Agence-France Presse cited two separate police sources, who spoke to the news agency on condition of anonymity, as police widened their net for those responsible for the hostage drama.
Investigators were combing through the hotel and recovered several items which could help the enquiry, one source said.
Gunmen went on a rampage in the hotel from the early morning on Friday, shooting in the corridors and taking 170 guests and staff hostage.
The attack was claimed by the Al-Murabitoun group, an al Qaeda affiliate led by Mokhtar Belmokhtar, a notorious one-eyed Algerian militant.
The assault ended when Malian and international troops stormed the building. Nineteen people and two attackers were killed.
Among the victims were six Russians, three Chinese, two Belgians, an American, an Israeli, a Senegalese and a member of the Malian special forces.
Bamako's streets have returned to normal following Friday's attack despite a state of emergency, which bans all rallies and street protests.
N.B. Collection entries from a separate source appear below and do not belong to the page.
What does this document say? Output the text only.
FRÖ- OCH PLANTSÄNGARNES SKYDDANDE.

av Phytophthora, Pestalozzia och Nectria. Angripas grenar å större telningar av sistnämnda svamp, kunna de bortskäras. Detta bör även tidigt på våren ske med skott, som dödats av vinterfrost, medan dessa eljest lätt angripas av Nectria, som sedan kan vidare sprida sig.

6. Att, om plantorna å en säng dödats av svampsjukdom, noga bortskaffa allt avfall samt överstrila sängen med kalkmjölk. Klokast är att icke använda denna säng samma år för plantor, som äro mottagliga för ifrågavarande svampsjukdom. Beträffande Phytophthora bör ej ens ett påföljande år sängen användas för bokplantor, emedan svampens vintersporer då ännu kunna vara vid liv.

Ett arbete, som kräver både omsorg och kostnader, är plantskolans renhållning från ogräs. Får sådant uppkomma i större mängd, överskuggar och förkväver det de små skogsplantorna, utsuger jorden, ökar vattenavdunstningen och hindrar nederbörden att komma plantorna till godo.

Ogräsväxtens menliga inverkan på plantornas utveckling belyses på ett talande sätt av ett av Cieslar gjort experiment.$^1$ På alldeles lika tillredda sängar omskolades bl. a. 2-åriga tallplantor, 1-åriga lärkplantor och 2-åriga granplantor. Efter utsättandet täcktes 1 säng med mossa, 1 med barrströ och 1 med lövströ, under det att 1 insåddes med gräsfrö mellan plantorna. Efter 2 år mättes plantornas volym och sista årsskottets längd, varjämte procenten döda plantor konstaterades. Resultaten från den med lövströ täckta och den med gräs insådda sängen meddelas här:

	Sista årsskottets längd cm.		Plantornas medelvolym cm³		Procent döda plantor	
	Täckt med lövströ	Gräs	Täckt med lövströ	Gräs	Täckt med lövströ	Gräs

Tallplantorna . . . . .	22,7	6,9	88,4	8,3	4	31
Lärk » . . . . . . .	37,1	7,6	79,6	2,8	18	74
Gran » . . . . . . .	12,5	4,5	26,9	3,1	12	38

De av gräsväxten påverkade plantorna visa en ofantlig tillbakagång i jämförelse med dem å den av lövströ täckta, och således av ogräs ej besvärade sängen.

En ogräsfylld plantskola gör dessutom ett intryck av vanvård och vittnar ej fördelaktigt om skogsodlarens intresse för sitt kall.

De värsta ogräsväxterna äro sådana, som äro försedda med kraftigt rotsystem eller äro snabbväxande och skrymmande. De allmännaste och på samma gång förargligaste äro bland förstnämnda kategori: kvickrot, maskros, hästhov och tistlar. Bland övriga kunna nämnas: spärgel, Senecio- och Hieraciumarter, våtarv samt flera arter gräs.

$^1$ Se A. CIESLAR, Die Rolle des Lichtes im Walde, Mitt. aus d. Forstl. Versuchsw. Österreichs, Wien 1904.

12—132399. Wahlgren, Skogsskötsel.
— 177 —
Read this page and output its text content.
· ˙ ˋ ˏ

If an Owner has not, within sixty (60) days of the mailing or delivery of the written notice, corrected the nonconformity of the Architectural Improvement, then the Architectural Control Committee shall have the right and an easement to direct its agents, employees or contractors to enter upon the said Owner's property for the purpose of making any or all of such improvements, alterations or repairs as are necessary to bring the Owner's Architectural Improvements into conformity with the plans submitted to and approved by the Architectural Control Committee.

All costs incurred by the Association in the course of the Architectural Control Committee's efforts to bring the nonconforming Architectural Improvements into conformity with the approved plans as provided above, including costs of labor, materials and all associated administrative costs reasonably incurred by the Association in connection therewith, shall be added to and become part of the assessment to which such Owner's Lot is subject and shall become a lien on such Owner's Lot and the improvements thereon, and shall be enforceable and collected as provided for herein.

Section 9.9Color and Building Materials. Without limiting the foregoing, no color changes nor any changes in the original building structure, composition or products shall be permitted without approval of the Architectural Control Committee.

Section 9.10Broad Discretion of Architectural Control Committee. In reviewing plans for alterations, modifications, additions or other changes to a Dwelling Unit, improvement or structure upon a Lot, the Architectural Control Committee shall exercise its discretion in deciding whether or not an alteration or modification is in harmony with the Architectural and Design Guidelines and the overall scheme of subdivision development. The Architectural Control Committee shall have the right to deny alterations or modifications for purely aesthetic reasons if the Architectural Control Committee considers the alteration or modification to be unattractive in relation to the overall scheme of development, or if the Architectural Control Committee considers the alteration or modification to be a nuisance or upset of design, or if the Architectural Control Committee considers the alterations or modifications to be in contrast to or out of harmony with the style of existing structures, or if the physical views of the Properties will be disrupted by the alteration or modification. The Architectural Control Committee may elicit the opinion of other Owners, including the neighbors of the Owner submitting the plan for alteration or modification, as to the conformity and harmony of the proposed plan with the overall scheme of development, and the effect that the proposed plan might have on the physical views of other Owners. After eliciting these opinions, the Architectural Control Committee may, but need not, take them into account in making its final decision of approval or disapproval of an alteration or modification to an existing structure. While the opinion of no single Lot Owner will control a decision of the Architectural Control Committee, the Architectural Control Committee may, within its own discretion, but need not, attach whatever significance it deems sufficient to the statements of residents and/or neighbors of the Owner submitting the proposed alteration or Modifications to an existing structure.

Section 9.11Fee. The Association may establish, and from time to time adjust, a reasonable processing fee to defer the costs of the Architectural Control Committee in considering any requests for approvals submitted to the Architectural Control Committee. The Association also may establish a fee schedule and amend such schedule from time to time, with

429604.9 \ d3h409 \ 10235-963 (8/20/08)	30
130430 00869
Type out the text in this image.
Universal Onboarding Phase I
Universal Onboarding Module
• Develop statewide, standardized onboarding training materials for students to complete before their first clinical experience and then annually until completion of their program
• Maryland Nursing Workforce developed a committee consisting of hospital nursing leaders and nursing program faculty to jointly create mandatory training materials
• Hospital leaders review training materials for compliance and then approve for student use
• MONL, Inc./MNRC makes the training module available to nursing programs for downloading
Security has remained high at the major hotels in the Malian capital, with several hotels reporting numerous cancellations following the attack.
The country was due to begin three days of mourning on Monday.
Peace at risk?
Authorities say the siege was a clear attempt to derail a fragile peace process meant to stabilize the country's volatile north, after an al Qaeda-linked group had captured large areas of the country.
The Radisson Blu hotel had been set to host a meeting on implementing the latest peace accords.
Pope Francis on Sunday offered his condolences to the Malian people, in the form of a telegram to the archbishop of Bamako.
The pontiff, who travels to Africa this week, said he was "appalled by this senseless violence" and hoped for "the conversion of hearts and the gift of peace" in the troubled country.